For CEMS executive director Roland Siegers, “a good work/life balance is more important than ever”.
He said the research “adds weight to the idea that for this generation, work is not all about money”.
Another of the report’s findings showed that three-quarters of respondents expected to have an executive level role within 10 years or less, while one-quarter of those surveyed expect to achieve this level within five years.
Today’s graduates “crave quick career progression and the chance to make a genuine impact at an early stage”, Mr Sieger said.
Mr Kapodistrias understands these aspirations and noted that “a lot of the millennial workforce, like myself, want to be able to gain valuable skills and to use those to build their career”.
“It’s definitely going to aid the decision of where someone wants to work based on opportunities to progress their career, through development opportunities and also progressing within their place of work,” he explained.
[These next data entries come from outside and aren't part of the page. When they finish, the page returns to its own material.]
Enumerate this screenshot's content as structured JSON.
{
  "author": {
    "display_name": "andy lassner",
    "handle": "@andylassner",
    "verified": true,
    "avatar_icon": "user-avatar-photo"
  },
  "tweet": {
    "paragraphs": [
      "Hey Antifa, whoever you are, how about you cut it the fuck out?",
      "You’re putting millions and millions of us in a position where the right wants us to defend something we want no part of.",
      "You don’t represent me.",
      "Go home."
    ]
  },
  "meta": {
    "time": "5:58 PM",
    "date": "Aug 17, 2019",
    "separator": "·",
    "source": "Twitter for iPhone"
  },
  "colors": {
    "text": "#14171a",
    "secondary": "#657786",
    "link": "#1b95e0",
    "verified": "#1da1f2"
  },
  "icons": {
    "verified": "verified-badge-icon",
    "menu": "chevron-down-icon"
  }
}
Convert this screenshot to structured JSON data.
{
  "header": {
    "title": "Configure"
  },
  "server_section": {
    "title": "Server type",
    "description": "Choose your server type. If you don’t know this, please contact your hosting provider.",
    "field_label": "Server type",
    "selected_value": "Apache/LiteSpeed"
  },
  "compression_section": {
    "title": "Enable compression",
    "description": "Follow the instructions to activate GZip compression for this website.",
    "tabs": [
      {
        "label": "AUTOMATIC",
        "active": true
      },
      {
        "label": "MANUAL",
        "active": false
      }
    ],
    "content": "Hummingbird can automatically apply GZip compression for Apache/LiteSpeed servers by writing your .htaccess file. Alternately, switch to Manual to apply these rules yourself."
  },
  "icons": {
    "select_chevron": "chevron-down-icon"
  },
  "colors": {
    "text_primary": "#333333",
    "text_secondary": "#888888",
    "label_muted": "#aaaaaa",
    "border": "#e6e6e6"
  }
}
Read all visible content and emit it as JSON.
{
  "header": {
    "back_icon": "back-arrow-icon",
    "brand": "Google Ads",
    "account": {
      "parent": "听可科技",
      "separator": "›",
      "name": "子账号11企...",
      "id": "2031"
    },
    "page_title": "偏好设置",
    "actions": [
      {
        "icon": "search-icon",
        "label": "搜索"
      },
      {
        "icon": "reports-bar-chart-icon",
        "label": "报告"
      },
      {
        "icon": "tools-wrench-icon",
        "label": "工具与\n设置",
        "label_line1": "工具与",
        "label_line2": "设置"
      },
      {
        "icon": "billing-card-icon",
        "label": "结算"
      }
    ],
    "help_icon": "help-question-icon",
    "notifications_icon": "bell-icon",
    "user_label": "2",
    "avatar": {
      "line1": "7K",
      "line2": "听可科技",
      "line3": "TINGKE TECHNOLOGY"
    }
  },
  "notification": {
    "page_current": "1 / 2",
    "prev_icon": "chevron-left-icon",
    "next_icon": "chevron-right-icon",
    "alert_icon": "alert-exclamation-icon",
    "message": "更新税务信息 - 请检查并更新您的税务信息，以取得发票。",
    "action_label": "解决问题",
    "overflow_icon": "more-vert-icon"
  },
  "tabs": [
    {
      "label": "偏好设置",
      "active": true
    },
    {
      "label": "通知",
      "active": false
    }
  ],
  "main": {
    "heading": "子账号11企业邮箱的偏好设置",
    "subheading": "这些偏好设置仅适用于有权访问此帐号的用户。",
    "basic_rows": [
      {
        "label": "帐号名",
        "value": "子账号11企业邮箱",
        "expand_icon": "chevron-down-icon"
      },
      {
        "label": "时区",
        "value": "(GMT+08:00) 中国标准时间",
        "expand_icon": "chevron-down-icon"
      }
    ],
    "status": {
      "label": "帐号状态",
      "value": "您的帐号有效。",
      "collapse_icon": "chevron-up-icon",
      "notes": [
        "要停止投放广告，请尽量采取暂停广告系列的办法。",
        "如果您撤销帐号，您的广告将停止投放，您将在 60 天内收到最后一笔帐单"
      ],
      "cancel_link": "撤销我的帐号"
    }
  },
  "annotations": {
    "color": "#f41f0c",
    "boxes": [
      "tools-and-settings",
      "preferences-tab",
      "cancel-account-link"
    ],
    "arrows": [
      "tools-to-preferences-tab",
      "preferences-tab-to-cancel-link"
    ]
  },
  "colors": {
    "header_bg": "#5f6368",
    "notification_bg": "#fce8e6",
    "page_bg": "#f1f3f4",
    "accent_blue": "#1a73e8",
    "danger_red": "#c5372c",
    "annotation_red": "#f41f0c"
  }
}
“The idea of secondments, either from a law firm perspective of being seconded into an in-house team, or for an in-house lawyer, to be seconded to a business unit in a different function to develop a new skill set would be a valuable experience,” Mr Kapodistrias said.
With regard to the graduate’s desire to make an early impact, the in-house lawyer agreed that “being able to make an impact as a lawyer early on in a career is important”.
“I think there is such a need to feel a part of the bigger picture, and to feel that as lawyers, we are valued for what we do,” he noted.
“I know that working as an in-house lawyer for the University of Tasmania, that I really enjoy the opportunity to have an early involvement in big projects so that I can help prevent risks from occurring and promote a compliant culture,” Mr Kapodistrias said.
“I’d imagine for other lawyers starting out, it would also be critical for them to feel like they’re making a mark, and are having an impact, both within their firm/organisation and for their clients.”
For Mr Siegers, it’s important that organisations take note of the survey’s insights if they want to benefit from graduate ambition and gain a competitive advantage in an uncertain age.
“This means giving young people an opportunity to tackle projects that deliver real global impact as early as possible while recognising their need for a life outside of work,” he explained.